Back in college I fell in love with the process behind Text Markup and the programming tool that we used to analyze texts with, SPITBOL. The initial direction of text analysis was just a starting point for me and I have since created the outline for a much grander project, which has gone nowhere.
I have this theory that human speech isn’t just a repetition of words but, when done confidently, a subtle musical flow that can be extracted and then applied to texts. By finding that flow of music which is a combination of the sounds that are in each English word and the pauses and gaps between words, one could create a text to speech system that would sound completely natural to anyone listening to it.
In my spare time at college I would try to take the code I new and find out everything about how it functioned and what else i could do with it to meet this new idea. SPITBOL was designed so that it would allow me to access external programs and include them in the final compiled code. This then gave me the flexibility to create a program to create my own dictionary to build the initial phonetic sounds of each word.
The process at this point is simple.
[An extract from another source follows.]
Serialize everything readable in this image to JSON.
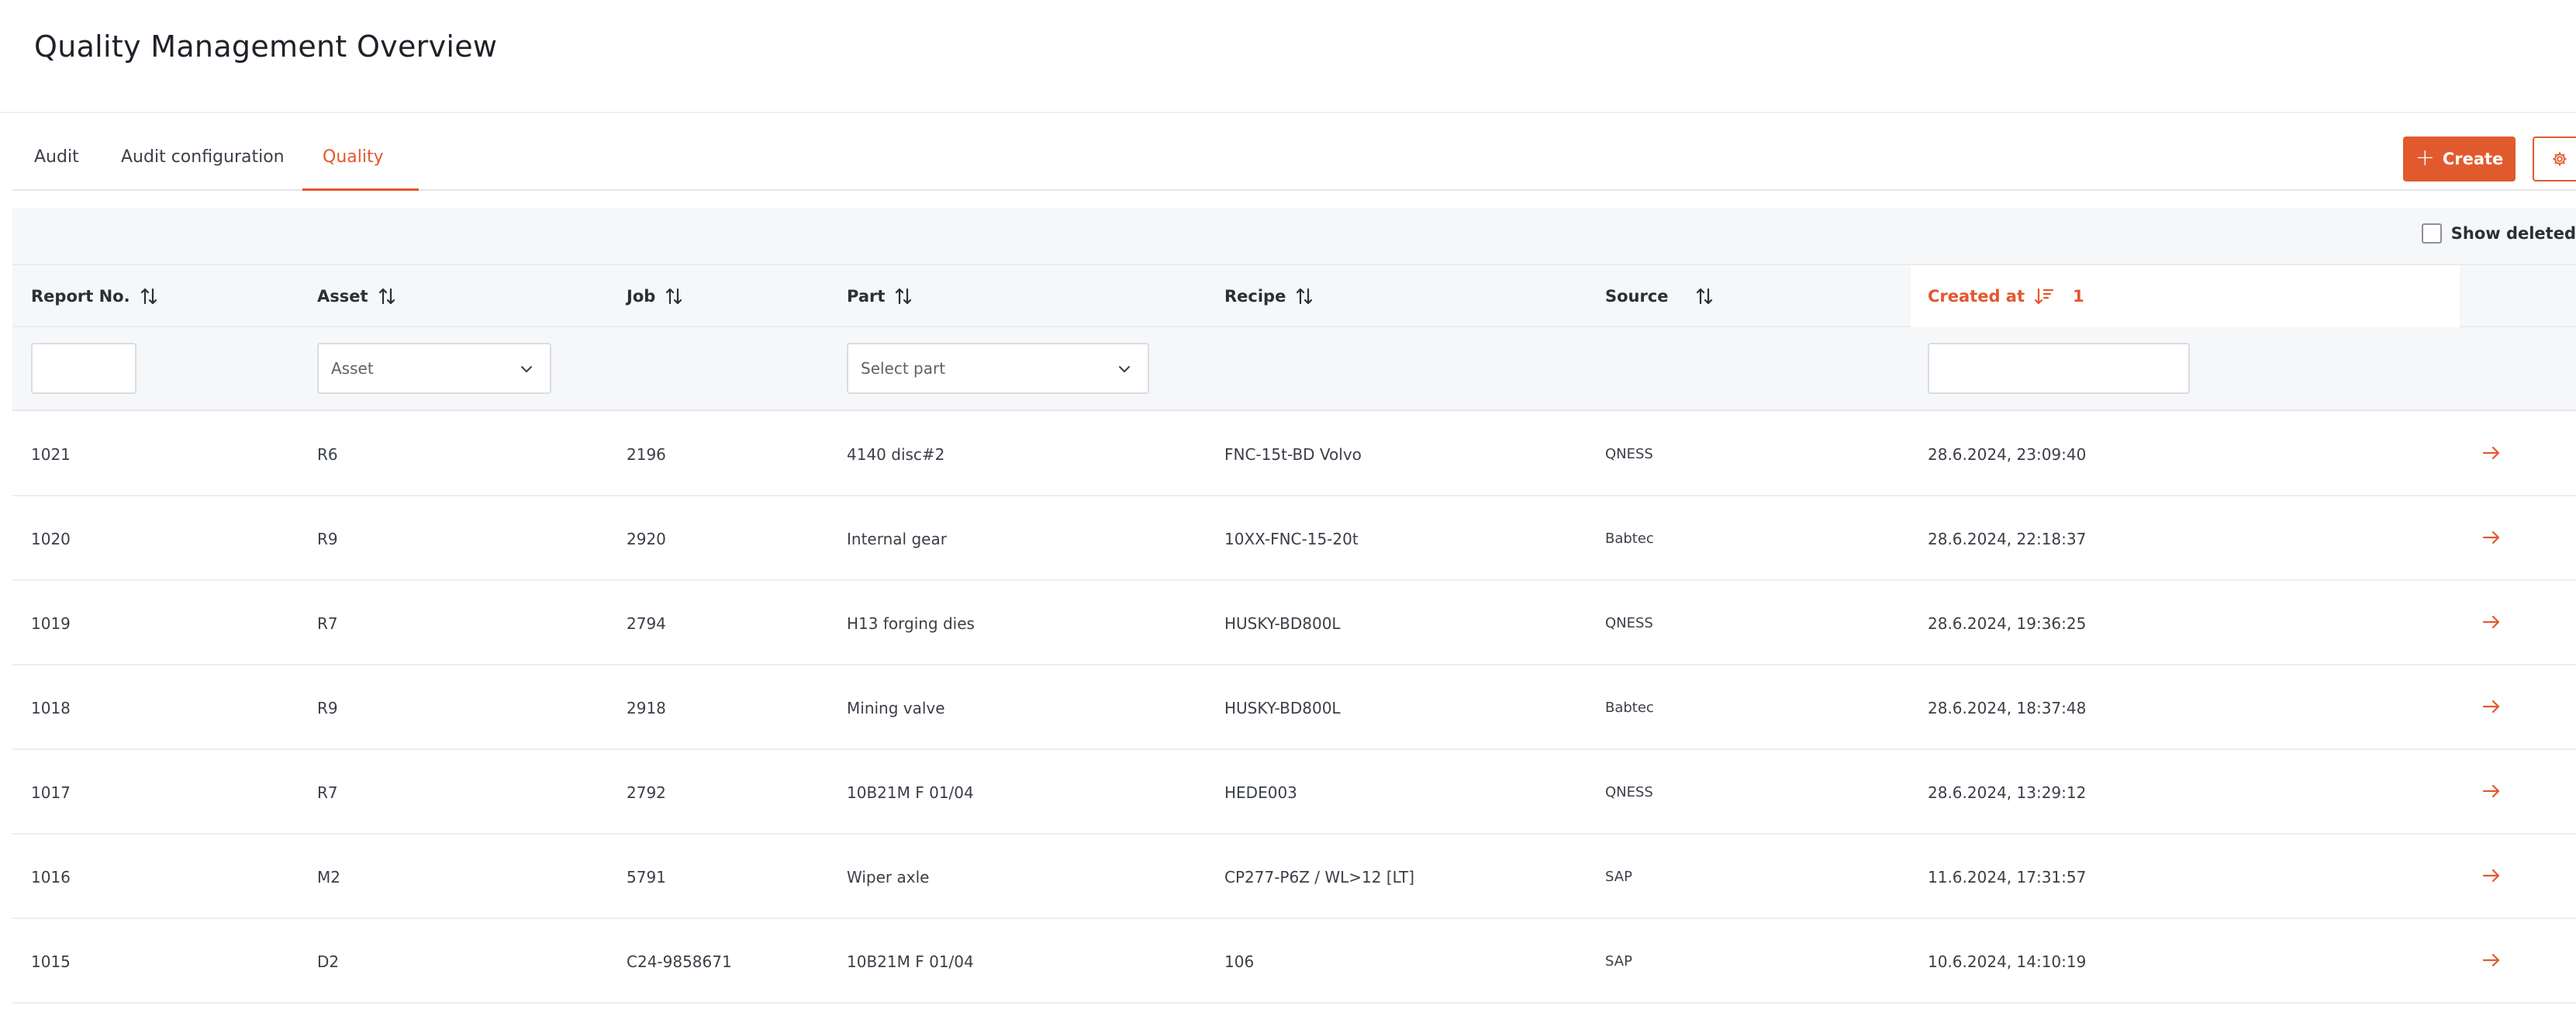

Take a list of all the words in the English language (downloaded from a website as a text file), have a program look up each word on a dictionary website and find the corresponding phonetic breakdown, and then write both the word and the breakdown to a new list.
Another list of the phonetic pronunciations of letters and letter combinations would need similar treatment but instead of just grabbing a corresponding list of data from online, one would need to create a series of musical notes behind those sounds and then apply them to the list of words from earlier. This then would give each word it’s own musical score.
From that preliminary data then, the main program could read any text and play back the resulting musical representation of it. You would be able to “hear” the words but not the actual pronunciation of the words.
Of course there would need to be a little more code to handle the various punctuation marks to add pauses and inflections as well.
That was the start of my project but things in life changed such that I never spent all the time I should have on developing it. Now, years later, I think about how this idea could be expanded upon with some of the new neural network and deep learning tools available. I wonder if by using my musical extractor with some code that learns if I could create a program that could read any text and sound completely natural but also listen to others speaking and hear exactly what is being said.
Right now if you interact with a system that is operated by a computer, it listens for key words and then responds with new menus. This unnatural way of communication on phone menus is always awkward to deal with and you are left feeling a little off because you really wanted to talk to a person.
But if you took my system, you could build something that would not only listen to your entire speech but also know where to pull the key elements out of it to continue on a meaningful, albeit artificial, conversation. I know this sounds dangerous as well but my intentions for it are a bit more personal. I want a computer at my house to act like Jarvis from the Iron Man movies. Something that has an air of intelligence behind it.
And despite my dreams and my ideas, my lack of progress has let others find the same path and create the solutions ahead of me. Adobe has created a program called VoCo that can listen to a person speak for about twenty minutes and then creates not only a transcript of what was said, but also gives someone the ability to change the speech by just changing the text. With just a good sample of speech, you can make anyone you like (or don’t like) say anything you want them to say.
Who knows what other idea I’ve been sitting on for the last ten years that someone else is about to release. This is why I’ve decided to just write about my ideas because they just fester and become nothing so I’m letting the small group of people I interact with see what is in my treasure chest and at least get it out there even if it goes nowhere.